After launching BotBrowser with a profile, verify the voice list:

function getVoices() {
  return new Promise((resolve) => {
    const voices = speechSynthesis.getVoices();
    if (voices.length > 0) return resolve(voices);
    speechSynthesis.onvoiceschanged = () =>
      resolve(speechSynthesis.getVoices());
  });
}

const voices = await getVoices();
console.log(`Voice count: ${voices.length}`);
voices.forEach(v =>
  console.log(`${v.name} (${v.lang}) local: ${v.localService}`)
);

What to check:

  1. Voice count matches the expected count for the profile's target platform
  2. Voice names use the correct platform naming convention (e.g., "Microsoft" prefix for Windows)
  3. Language tags are appropriate for the target locale configuration
  4. The localService property is consistent with the platform's expected voice types
  5. The voice list does not contain voices from the host operating system
  6. Fingerprint testing tools show no cross-signal inconsistencies between voice data and other platform indicators

Best Practices

  1. Always use a complete profile. Voice list protection depends on the profile providing accurate voice data for the target platform. Partial or custom configurations may produce incomplete voice lists.

  2. Verify cross-platform consistency. When running profiles on a different OS than the target, check that the voice list matches the target platform, not the host. This is the most common source of voice fingerprint leaks.

  3. Consider locale alignment. A profile configured for a Japanese locale should include Japanese voices. BotBrowser profiles captured from real devices include the appropriate locale-specific voices.

  4. Do not install TTS extensions alongside BotBrowser. Third-party TTS browser extensions may register additional voices that conflict with the profile's controlled voice list.

Frequently Asked Questions

Do all browsers expose the same voice list?

No. Chrome, Firefox, Edge, and Safari each expose different subsets of the operating system's available voices. BotBrowser profiles are browser-specific, so a Chrome profile returns Chrome-appropriate voices and an Edge profile returns Edge-appropriate voices.

Can websites actually use the voices for synthesis?

BotBrowser's voice list is designed for fingerprint consistency. The actual text-to-speech functionality depends on the host system's capabilities. In most automated workflows, TTS playback is not needed, but the voice list must be present and accurate for fingerprint consistency.

Does the voice list change between browser versions?

Yes. Browser updates sometimes add or remove voice support. BotBrowser profiles are versioned and include the voice list expected for the specific browser version the profile represents.

How many voices does a typical platform report?

Windows 11 typically reports 30-50 voices depending on installed language packs. macOS reports 60-80 voices including Siri variants. Chrome on Android reports 5-15 voices. The exact count is one of the fingerprinting signals that BotBrowser controls.

Does voice list protection work in headless mode?

Yes. BotBrowser applies the profile's voice list regardless of whether the browser runs in headed or headless mode. This is important because headless environments typically have no TTS subsystem, and an empty voice list in headless mode is a strong detection signal.

What about the voiceschanged event timing?

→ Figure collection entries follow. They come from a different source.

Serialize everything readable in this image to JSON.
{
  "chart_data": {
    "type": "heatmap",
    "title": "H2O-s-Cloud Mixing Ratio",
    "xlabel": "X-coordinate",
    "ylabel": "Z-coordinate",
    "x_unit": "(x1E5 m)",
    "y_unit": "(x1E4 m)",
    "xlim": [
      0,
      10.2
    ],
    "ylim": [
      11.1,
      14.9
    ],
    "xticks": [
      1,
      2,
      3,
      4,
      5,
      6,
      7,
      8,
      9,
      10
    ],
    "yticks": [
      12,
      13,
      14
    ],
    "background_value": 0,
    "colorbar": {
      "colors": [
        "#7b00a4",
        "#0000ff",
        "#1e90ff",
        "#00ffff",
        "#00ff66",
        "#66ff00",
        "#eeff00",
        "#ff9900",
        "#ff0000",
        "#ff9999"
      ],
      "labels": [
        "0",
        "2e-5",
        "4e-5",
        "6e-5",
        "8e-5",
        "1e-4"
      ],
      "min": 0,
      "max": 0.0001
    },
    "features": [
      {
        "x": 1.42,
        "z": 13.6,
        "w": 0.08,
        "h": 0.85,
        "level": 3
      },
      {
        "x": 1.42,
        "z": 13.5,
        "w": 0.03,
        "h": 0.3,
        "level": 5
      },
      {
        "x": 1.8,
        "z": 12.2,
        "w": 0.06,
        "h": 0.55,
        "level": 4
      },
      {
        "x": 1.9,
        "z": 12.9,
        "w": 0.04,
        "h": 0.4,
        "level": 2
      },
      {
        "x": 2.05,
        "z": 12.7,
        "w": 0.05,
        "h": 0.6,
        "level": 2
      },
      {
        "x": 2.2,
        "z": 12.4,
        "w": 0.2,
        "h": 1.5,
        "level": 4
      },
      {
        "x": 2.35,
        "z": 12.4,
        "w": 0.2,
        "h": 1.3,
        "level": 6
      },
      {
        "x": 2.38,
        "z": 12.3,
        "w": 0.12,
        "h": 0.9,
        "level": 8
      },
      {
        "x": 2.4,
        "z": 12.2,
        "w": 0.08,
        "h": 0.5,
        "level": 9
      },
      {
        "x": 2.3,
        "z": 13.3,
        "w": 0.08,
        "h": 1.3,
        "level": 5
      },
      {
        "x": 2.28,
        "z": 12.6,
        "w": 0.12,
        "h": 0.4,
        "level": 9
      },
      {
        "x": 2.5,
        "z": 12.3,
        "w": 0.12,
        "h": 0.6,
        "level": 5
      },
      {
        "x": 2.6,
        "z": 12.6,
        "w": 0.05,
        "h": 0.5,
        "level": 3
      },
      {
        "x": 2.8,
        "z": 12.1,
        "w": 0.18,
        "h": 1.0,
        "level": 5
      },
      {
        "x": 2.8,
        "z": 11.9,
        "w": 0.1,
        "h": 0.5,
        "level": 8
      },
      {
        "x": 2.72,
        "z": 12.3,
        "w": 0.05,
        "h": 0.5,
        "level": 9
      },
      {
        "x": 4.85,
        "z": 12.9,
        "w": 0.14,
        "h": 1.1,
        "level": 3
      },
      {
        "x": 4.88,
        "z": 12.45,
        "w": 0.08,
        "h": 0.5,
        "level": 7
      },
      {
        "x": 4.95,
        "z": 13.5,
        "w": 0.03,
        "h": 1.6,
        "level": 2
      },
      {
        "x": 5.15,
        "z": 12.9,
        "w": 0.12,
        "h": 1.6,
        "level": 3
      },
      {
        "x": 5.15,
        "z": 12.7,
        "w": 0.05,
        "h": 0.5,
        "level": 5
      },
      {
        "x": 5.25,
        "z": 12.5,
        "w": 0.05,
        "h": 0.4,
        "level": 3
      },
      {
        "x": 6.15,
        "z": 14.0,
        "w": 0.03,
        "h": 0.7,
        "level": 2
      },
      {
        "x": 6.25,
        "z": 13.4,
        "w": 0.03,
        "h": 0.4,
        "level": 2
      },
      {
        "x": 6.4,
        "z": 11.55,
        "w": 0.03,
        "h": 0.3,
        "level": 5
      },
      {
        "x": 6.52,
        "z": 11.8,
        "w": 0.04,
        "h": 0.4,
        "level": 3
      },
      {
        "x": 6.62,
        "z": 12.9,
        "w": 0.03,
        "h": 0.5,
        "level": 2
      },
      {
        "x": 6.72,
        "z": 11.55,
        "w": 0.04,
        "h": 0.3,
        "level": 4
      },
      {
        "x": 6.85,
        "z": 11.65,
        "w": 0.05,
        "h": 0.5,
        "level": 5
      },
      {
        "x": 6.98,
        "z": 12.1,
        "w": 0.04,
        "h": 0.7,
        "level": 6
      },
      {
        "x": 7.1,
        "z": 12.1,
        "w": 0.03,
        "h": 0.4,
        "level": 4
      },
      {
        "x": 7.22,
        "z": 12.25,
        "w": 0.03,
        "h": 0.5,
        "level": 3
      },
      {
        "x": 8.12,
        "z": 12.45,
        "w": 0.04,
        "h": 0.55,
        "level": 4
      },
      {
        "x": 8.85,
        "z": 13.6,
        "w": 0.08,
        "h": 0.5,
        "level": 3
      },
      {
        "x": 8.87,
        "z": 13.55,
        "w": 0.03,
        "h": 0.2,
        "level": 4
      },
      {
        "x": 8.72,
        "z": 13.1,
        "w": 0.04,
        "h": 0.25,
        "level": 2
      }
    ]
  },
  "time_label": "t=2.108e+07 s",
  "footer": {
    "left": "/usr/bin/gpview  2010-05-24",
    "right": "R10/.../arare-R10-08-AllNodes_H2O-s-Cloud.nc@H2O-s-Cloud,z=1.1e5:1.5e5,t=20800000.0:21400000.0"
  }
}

BotBrowser controls the timing and behavior of the voiceschanged event to match the expected pattern for the profile's target platform. This includes whether getVoices() initially returns an empty array and how quickly the event fires after page load.

Summary

The SpeechSynthesis API's voice list is a high-entropy fingerprinting signal that reveals operating system, browser version, and language configuration. Standard privacy tools cannot address it because voice data comes from the OS, not the network or browser storage. BotBrowser controls voice lists at the engine level through its profile system, ensuring cross-platform consistency and alignment with all other fingerprint signals. For related protection, see navigator properties protection, font fingerprint control, and timezone and locale configuration.